We used IOSs to aide a patient’s active mouth opening exercises and to guide the opening path and memorial exercises as early as possible after operation and upon patient recovery from general anesthesia. Education regarding mouth opening and closing according to the intercuspation of IOS was continued at every follow-up in outclinic. In general, TMJ splint management could provide stability in his or her own occlusion to individual patient by offering a new position for the masticatory muscles and TMJ [16]. Compared with the conventional occlusal splint, this IOS could be thought as one of the thickened centric occlusion-guided splints. A thickness could be determined as postoperative mouth opening status of each patient, but at least 3.0 mm on both anterior and posterior teeth. Stable occlusion is essential for the adaptable position of the mandible and restoration of normal jaw functions by avoiding any neuromuscular imbalance in TMJ splint management. Therefore, IOSs used in physiotherapy after TMJ ankylosis operation relax previously contraction-related muscles and provide occlusal stabilization, thereby maintaining the stability of a newly organized gap in the TMJ (Fig. 7).
Mandibular opening induced by IOS thickness is accompanied by an increase in the joint space, and this space is expected to prevent any relapse potential. Ettlin et al. [17] reported that disc space could be increased on using a 3-mm-thick occlusal splint. By mouth closing and sliding mandible exercises with occlusal splint, a new oriented condyle-fossa relationship would be made without an intentional trial. Liu et al. [18] reported that the occlusal splint is useful in the mandibular condyle fracture child for good remodeling and keeping growth potentials. Additional protection disc space from secondary irritation could be acquired by shifting the condyle to lower location with the occlusal splint. Like these previous reports, IOS would change the condyle-fossa relationship, which could prevent re-attachment and help the resected surface of the condyle and fossa to be reorganized after surgical interventions. One patient showed the potential capacity of these splints to cause anterior open bite, as reported occasionally in the literature [19, 20]. Partially covering splints have been reported to induce occlusal modifications, including anterior open bite [21]. However, the patients in this study wore splints that covered all occlusal surfaces.
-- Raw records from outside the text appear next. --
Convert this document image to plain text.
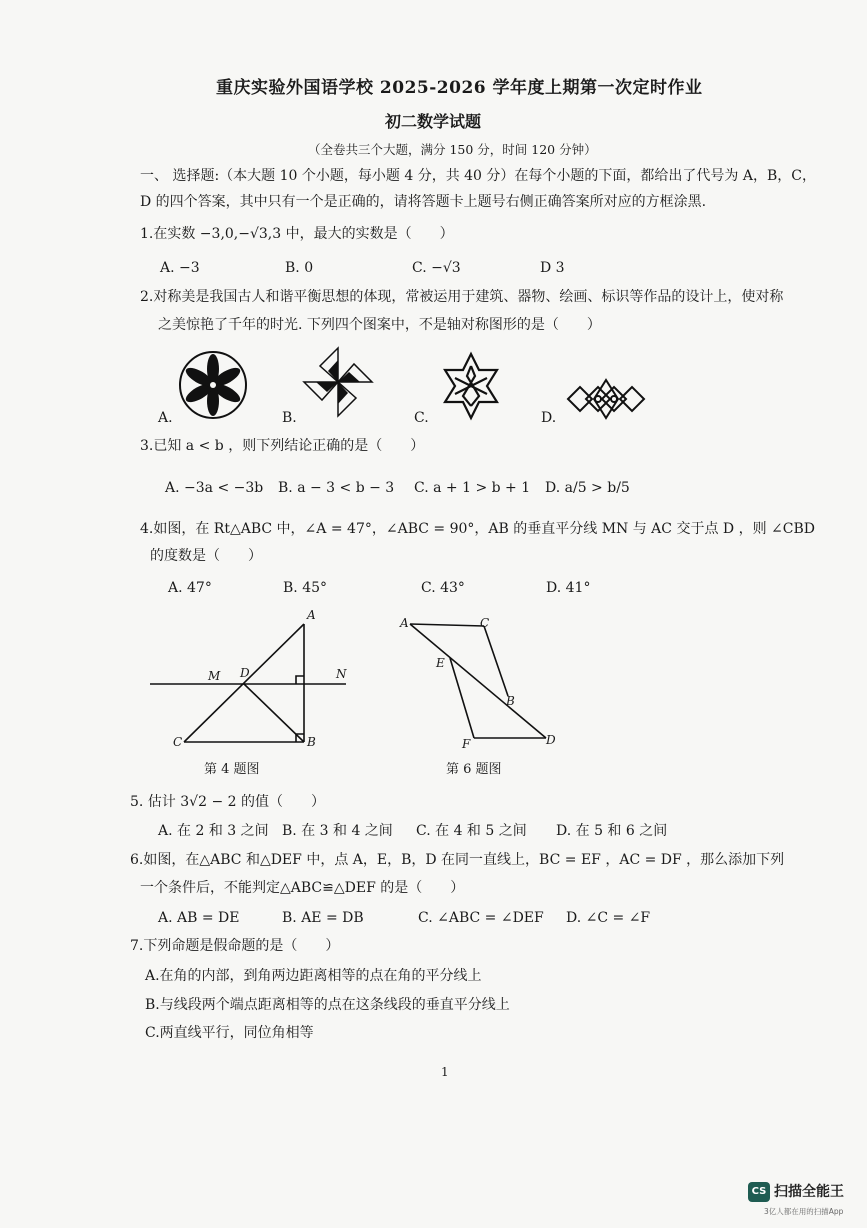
重庆实验外国语学校 2025-2026 学年度上期第一次定时作业
初二数学试题
（全卷共三个大题，满分 150 分，时间 120 分钟）
一、 选择题:（本大题 10 个小题，每小题 4 分，共 40 分）在每个小题的下面，都给出了代号为 A，B，C，
D 的四个答案，其中只有一个是正确的，请将答题卡上题号右侧正确答案所对应的方框涂黑.
1.在实数 −3,0,−√3,3 中，最大的实数是（　　）
A. −3	B. 0	C. −√3	D 3
2.对称美是我国古人和谐平衡思想的体现，常被运用于建筑、器物、绘画、标识等作品的设计上，使对称
之美惊艳了千年的时光. 下列四个图案中，不是轴对称图形的是（　　）
A.	B.	C.	D.
3.已知 a < b ，则下列结论正确的是（　　）
A. −3a < −3b B. a − 3 < b − 3 C. a + 1 > b + 1 D. a/5 > b/5
4.如图，在 Rt△ABC 中，∠A = 47°，∠ABC = 90°，AB 的垂直平分线 MN 与 AC 交于点 D ，则 ∠CBD
的度数是（　　）
A. 47°	B. 45°	C. 43°	D. 41°
A
M D	N
C	B
第 4 题图
A	C
E
B
F	D
第 6 题图
5. 估计 3√2 − 2 的值（　　）
A. 在 2 和 3 之间 B. 在 3 和 4 之间 C. 在 4 和 5 之间 D. 在 5 和 6 之间
6.如图，在△ABC 和△DEF 中，点 A，E，B，D 在同一直线上，BC = EF ，AC = DF ，那么添加下列
一个条件后，不能判定△ABC≌△DEF 的是（　　）
A. AB = DE	B. AE = DB	C. ∠ABC = ∠DEF D. ∠C = ∠F
7.下列命题是假命题的是（　　）
A.在角的内部，到角两边距离相等的点在角的平分线上
B.与线段两个端点距离相等的点在这条线段的垂直平分线上
C.两直线平行，同位角相等
1
CS 扫描全能王
3亿人都在用的扫描App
Thus, these alterations are more likely due to positional changes in the condyle and fossa [22] as a possible consequence of the change in masticatory muscle activity [23], different distribution of occlusal load, or modifications in the vertical dimension [24, 25].
Consequently, postoperative active mouth opening and closing exercises are necessary for avoiding recurrent re-ankylosis. Furthermore, the use of an IOS is effective for guidance of comfortable mouth closing movements during active physiotherapy. After physiotherapy, new fibrous tissue might be formed at the gap space between resected condylar head and previously ankylosed temporal fossa through physiological adaptation. IOS acts as a guide for mouth opening exercises, enables more comfortable mandibular movement, and facilitates occlusal stabilization, thereby helping active postoperative physiotherapy.